I just made a backup for all files, so I can test all kinds off things. I will post my progress / results.

tgalati4
May 6th, 2010, 06:09 AM
RAID5 gives you striping performance and roving checksum protection, but it also puts stress on your SATA controller since it has to manage both the striping and checksum duties. Do you have an UPS on this system? If not, then simple power dips can cause data loss. Without a real RAID controller, one that has a small backup battery to push the cache out to disk, you may experience hiccups.

There are lots of strategies for home server backup and performance. You have to weigh all of the parameters. I have never gotten SATA software RAID to work reliably for more than 1 year. Now real server hardware with a real RAID card, those systems can go for years before a drive seizes up.

Also, if these are consumer Samsung drives (as opposed to enterprise-class Seagate or Western Digital drives) then you have to break them in to get reliable performance anyway. Try running badblocks on each drive. That will warm them up.

sudo badblocks /dev/sda

It's non-destructive, but it takes a lot of time.

windependence
May 6th, 2010, 06:24 AM
Thanks for all the effort you're putting in my problem. I use my server at homed for fileserver (storage and backup). So I've chosen a Raid5 array to be safe. I thought about no Raid at all, but lost all my data once and never want that to happen again.

I checked all cabling and other hardware stuff you mentioned. It's a brand new machine bought in december 2009. All new harddisks, mainboard, memory etc. I have a bequit PSU with 380W power output for 4 SATA2 drives, 1 ATA drive and a mainboard.

Sometimes my server is online for 7 days, sometimes for just 12 hours. When the server and mdadm came online clean and working there was no problem whatsoever. So I think it has to do something between powering the machine off and turning it back on.

I just made a backup for all files, so I can test all kinds off things. I will post my progress / results.
FYI, RAID is no substitute for good backups. In the time it took you to set up software RAID you could have set up rsync and had regular backups going all the time. My backup strategy includes a separate drive (or two) where my data gets rsynced every hour or so. Real simple, but highly valuable.

As was suggested you may have more luck with a real RAID controller with battery backup, but this STILL isn't a substitute for backups.

-Tim

TheDauthi
May 6th, 2010, 06:50 AM
Are all of the drives Samsung and of the same firmware?

Last year, I had a nasty problem with an array degrading randomly, with no smart errors and nothing useful to note from dmesg. After much trial and error, I found it was because I had different firmware versions on a fairly cheap SATA card. It would degrade suddenly, sometimes having run under heavy load for hours, other times having simply booted.

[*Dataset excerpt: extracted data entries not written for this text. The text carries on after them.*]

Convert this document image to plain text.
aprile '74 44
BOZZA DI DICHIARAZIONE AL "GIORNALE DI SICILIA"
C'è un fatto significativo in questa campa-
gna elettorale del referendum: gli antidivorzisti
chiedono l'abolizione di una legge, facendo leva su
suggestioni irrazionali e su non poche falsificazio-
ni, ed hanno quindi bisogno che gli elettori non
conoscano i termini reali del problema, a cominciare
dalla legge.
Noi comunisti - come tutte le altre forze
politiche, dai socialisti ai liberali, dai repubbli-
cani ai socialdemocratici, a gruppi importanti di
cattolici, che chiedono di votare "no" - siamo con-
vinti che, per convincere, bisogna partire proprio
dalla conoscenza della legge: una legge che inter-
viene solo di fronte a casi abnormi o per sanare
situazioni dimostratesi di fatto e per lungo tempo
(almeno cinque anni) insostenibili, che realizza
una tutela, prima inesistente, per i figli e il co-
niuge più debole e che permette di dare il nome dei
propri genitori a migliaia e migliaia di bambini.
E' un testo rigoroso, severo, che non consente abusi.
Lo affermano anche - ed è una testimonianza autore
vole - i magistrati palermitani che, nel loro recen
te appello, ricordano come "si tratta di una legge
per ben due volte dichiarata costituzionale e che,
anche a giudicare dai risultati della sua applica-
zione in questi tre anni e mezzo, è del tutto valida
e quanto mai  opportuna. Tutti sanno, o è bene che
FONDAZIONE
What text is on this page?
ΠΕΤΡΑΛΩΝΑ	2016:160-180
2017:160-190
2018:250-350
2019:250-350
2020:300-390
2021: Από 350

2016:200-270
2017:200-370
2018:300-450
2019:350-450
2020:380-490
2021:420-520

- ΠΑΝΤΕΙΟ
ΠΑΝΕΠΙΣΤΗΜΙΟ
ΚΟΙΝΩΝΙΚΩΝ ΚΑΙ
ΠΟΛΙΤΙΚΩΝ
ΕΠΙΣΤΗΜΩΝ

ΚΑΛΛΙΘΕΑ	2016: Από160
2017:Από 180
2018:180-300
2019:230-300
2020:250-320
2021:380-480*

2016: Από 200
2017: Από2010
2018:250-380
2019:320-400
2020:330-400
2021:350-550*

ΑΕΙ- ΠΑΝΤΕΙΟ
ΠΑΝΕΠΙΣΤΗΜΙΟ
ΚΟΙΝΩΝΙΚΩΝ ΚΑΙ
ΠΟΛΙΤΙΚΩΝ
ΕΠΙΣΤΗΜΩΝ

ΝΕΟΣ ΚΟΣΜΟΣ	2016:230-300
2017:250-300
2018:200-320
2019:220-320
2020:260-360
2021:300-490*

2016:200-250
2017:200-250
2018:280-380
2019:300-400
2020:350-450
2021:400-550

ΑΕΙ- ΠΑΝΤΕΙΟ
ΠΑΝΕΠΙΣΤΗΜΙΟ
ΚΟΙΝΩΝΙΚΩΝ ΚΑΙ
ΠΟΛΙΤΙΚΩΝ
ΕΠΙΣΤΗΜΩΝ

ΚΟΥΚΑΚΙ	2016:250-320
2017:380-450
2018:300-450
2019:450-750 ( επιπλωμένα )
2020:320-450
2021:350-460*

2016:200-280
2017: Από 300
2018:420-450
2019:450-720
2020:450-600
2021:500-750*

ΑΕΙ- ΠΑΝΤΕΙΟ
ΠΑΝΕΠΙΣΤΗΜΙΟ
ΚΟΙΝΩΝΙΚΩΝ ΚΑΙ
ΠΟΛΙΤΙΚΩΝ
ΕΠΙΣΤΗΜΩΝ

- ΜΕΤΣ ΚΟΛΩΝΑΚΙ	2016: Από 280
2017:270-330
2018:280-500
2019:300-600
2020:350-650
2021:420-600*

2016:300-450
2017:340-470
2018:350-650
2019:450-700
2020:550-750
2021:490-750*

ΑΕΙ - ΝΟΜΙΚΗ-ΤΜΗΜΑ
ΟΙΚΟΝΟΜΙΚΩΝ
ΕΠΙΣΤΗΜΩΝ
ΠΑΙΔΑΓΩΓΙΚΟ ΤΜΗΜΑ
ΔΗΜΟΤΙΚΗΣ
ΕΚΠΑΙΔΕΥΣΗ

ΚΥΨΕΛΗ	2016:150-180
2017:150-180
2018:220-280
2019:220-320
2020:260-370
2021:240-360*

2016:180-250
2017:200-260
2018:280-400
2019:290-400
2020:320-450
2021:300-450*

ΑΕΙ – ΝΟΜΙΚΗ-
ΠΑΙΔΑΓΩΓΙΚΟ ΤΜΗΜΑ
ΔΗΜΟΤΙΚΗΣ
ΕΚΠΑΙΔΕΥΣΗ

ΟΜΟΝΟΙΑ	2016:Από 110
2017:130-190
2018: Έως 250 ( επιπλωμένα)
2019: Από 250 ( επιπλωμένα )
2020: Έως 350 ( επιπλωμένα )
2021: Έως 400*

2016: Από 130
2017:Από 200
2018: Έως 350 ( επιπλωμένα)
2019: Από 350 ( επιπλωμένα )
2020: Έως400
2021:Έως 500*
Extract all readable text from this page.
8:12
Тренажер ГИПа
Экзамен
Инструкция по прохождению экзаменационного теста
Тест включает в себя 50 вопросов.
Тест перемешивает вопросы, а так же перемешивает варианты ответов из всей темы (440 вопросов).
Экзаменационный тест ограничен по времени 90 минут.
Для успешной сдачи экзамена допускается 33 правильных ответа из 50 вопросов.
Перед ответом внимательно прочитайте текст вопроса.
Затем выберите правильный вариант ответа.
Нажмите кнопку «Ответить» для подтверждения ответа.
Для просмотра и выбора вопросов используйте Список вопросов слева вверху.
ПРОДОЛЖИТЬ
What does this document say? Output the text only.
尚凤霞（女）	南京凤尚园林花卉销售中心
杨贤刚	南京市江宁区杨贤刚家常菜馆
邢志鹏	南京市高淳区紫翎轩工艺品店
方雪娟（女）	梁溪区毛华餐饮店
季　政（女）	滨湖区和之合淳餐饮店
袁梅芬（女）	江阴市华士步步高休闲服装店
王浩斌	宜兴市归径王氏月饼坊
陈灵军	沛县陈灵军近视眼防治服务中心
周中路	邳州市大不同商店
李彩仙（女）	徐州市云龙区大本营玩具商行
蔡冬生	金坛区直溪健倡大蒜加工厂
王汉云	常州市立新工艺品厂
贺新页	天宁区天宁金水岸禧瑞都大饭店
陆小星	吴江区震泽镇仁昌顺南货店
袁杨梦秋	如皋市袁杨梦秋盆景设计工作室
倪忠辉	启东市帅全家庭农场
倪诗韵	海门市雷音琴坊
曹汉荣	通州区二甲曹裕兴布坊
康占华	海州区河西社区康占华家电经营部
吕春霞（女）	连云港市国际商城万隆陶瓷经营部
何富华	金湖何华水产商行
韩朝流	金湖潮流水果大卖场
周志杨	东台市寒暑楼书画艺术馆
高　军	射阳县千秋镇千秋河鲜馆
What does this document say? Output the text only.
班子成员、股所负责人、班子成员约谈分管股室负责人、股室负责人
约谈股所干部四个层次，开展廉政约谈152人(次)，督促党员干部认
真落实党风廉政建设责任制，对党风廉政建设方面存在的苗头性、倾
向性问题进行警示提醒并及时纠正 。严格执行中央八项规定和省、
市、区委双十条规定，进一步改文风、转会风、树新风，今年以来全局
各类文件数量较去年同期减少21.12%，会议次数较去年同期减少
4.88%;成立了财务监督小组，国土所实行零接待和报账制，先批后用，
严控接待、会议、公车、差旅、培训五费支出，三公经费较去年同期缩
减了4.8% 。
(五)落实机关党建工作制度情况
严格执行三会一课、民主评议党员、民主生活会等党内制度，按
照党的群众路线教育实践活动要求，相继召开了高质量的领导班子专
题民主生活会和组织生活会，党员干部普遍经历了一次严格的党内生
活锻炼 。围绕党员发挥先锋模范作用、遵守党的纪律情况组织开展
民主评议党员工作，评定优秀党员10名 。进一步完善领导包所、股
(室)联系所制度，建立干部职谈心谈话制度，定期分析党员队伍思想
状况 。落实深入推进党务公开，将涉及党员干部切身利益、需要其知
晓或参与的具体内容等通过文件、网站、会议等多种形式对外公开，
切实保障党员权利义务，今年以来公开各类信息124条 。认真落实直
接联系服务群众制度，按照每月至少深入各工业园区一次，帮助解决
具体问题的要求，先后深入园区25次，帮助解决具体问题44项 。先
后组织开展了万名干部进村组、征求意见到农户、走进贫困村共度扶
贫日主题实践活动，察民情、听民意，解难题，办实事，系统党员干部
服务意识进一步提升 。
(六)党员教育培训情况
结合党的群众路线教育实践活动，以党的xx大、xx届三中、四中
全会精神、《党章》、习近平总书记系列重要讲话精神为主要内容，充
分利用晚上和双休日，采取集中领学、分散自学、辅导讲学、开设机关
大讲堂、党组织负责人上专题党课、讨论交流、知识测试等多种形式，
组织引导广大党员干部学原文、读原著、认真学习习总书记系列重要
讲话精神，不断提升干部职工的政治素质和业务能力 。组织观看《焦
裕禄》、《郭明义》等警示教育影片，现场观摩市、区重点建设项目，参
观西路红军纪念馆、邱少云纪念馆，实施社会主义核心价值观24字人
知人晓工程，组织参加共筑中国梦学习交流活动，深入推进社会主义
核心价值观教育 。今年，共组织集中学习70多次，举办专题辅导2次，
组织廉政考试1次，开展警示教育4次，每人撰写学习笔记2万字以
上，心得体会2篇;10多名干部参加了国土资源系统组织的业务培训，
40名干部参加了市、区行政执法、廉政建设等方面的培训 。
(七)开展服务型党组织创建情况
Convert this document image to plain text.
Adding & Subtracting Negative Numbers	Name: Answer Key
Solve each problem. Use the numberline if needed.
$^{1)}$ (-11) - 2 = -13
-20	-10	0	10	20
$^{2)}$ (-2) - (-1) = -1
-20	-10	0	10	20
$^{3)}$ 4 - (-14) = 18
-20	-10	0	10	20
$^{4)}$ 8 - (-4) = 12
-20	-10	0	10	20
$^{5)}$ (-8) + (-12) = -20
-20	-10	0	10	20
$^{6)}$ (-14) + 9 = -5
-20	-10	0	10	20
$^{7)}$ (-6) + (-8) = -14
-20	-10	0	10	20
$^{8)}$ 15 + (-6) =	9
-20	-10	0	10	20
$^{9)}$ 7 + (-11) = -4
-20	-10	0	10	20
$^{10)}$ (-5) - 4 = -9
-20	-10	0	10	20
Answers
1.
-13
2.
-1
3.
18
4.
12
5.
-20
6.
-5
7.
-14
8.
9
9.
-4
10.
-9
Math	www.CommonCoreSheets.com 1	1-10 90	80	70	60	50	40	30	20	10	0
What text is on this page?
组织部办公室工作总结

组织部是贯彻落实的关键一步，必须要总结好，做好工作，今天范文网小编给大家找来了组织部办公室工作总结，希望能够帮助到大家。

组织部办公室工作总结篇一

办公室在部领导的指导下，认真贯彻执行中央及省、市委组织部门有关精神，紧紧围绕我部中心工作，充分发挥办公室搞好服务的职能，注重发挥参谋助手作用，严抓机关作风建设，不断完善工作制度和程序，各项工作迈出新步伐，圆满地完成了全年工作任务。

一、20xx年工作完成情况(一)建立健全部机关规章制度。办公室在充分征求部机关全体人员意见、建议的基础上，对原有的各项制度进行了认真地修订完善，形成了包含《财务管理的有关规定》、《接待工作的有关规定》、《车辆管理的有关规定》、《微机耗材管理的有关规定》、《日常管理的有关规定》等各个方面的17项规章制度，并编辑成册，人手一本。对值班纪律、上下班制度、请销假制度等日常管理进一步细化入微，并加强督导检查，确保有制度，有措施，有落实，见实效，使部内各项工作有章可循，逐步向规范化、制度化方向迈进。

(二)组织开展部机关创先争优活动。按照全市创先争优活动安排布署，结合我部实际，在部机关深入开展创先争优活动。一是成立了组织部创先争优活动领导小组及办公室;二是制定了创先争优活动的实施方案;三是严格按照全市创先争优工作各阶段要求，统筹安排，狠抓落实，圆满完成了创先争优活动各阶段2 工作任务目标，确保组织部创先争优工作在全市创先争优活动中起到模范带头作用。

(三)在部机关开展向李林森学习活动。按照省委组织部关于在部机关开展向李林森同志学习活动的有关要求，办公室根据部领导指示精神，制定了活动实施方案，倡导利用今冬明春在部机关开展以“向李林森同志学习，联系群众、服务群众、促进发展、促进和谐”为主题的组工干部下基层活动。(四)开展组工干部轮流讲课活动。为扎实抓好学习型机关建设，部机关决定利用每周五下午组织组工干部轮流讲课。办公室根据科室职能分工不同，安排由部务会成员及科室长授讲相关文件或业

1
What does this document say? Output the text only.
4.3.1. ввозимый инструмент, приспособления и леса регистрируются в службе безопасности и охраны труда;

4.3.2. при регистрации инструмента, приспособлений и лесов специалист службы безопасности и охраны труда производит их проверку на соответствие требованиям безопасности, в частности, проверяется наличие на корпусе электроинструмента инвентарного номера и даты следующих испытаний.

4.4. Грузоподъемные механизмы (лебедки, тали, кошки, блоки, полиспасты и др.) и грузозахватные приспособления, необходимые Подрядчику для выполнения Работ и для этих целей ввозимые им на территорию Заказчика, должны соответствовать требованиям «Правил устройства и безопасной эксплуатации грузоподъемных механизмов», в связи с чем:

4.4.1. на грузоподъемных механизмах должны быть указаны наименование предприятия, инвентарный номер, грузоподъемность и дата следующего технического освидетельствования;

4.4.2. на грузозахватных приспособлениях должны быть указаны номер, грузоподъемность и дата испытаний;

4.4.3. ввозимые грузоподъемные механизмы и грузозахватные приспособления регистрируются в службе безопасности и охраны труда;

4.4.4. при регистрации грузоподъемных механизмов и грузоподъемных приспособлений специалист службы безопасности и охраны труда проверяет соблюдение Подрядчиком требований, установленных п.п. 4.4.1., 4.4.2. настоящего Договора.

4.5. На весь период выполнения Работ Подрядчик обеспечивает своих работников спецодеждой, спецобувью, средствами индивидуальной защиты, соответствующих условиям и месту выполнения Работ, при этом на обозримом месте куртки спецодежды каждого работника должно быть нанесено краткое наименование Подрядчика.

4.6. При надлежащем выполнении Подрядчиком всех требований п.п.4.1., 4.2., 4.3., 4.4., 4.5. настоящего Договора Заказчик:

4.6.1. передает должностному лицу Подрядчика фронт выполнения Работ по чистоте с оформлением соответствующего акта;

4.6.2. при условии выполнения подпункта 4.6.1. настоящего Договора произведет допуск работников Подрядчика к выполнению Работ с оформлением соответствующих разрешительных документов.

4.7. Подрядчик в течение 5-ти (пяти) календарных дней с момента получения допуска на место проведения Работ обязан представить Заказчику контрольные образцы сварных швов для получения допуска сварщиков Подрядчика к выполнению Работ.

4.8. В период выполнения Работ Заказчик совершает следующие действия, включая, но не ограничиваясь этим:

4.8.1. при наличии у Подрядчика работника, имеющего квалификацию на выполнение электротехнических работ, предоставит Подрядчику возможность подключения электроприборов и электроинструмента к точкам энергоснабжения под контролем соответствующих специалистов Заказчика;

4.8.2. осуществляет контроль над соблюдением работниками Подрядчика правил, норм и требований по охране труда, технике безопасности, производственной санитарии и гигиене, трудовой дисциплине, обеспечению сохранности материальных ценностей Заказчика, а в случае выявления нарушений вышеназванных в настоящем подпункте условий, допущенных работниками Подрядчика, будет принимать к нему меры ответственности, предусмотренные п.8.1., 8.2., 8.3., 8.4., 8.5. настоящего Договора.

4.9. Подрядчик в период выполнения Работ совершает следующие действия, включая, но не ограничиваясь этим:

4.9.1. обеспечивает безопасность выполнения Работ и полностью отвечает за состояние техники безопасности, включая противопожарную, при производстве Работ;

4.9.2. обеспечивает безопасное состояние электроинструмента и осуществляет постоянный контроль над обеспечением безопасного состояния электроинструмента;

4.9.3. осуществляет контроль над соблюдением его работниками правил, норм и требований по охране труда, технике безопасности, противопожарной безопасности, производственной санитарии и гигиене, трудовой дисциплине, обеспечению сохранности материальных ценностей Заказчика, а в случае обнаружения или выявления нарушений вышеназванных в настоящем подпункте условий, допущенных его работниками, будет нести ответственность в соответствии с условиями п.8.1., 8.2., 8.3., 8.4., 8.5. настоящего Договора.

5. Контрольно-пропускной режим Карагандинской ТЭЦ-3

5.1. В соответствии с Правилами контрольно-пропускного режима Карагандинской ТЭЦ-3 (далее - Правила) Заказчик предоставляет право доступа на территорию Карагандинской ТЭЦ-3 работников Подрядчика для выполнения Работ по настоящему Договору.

Turns out I had a timing problem: one set of drives was responding to a set of commands much faster than the other set. I don't think that's usually a problem, but my SATA card decided it was, and would reset the link and re-initialize. Which mdadm recognized as a type of drive failure, and would mark the drive failed.

I upgraded the firmware on all 5 drives. Array has been running smoothly for almost a year.

I bought all 5 drives at the same time, btw, so that's not a sure indicator that you're running the same stuff. Also, be careful with your data until you get it fixed. If you lose 2 drives, mdadm will be very unhappy. It's recoverable, but I had a lot of problems with it. And as said above, RAID5 is for high-availability, not backups of important data.

tgalati4
May 6th, 2010, 03:26 PM
That explains the random behavior for software RAID and consumer drives. Yes, rsync is your friend.

mrjvp
May 7th, 2010, 10:29 AM
Yes, I know RAID is not a backup solution, butit was working well enough for me. I have 1TB off my most important data on a removable drive.

Yesterday mdadm tried to rebuild again, but it foulted around 25%. Now also SDA1 was creating problems. So I removed all superblocks and I am now creating a RAID10 set. It takes ages to build (still 320 minutes remaining, and already 120 minutes running). I try to see if this setup is getting any better.